Ayrıca, Edhem Eldem’in yazdığı ve sergiyle aynı adı taşıyan kitap, Homer Kitabevi’nden yayımlandı. Sergi ve kitapta yer alan belgeler, defterde imzası bulunan kişileri incelemenin yanında, Hamdi ailesinin yaşam tarzı hakkında da ipuçları veriyor. Aynı zamanda, Nazlı Hamdi’nin, Batılılaşmış bir aile ve seçkin bir çevrede yetişmiş bir kadın olarak, geç Osmanlı döneminden Türkiye Cumhuriyeti’ne uzanan yaşam öyküsünü inceliyor.

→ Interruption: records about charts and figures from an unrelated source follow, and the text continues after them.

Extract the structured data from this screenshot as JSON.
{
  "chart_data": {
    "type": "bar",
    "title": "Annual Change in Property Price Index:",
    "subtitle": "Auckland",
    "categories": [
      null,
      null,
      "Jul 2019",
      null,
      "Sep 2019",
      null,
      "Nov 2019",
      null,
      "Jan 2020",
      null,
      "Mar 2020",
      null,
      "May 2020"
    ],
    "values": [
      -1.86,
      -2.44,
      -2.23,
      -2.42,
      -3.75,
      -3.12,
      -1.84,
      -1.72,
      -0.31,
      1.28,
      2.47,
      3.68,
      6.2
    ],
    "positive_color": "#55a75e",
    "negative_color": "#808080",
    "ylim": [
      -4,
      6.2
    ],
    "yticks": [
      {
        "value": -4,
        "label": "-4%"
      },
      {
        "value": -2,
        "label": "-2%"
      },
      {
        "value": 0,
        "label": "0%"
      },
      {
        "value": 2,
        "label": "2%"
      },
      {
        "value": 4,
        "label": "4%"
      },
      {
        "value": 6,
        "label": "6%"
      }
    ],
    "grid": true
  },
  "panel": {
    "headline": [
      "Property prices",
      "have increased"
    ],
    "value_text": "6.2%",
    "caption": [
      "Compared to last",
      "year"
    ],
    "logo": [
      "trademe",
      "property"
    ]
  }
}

Osman Hamdi Bey’in en küçük kızı

Nazlı Hamdi, ressam, arkeolog, müzeci Osman Hamdi Bey (1842- 1910) ile Fransız karısı Marie (Naile) Hanım’ın (1863-1943) en küçük çocuklarıydı. 4 Eylül 1893 günü dünyaya gelen Nazlı, çocukluğunu ve gençliğinin ilk yıllarını anne ve babasıyla Kuruçeşme’deki yalılarında ve Eskihisar’daki yazlık evlerinde kalabalık ve samimi bir aile ortamında geçirdi. Osman Hamdi’nin 51 yaşında sahip olduğu kızına çok bağlı olduğu, yapmış olduğu portrelerinden ve bugüne kadar gelmiş çok sayıdaki fotoğrafl arından anlaşılmaktadır. Nazlı, babasının ölümünden yaklaşık üç yıl sonra, Aralık 1912’de Esad Cemal Bey [Paker] adında genç bir diplomatla evlendi, çiftin ertesi sene Cenan adında bir kızı oldu. Daha sonra Esad Cemal Bey’den boşanan ve, 1932’de Audoin Fouache d’Halloy adında Fransız bir mühendisle Paris’te evlenen Nazlı Hamdi, 1 Ağustos 1958 tarihinde yaşamını yitirdi.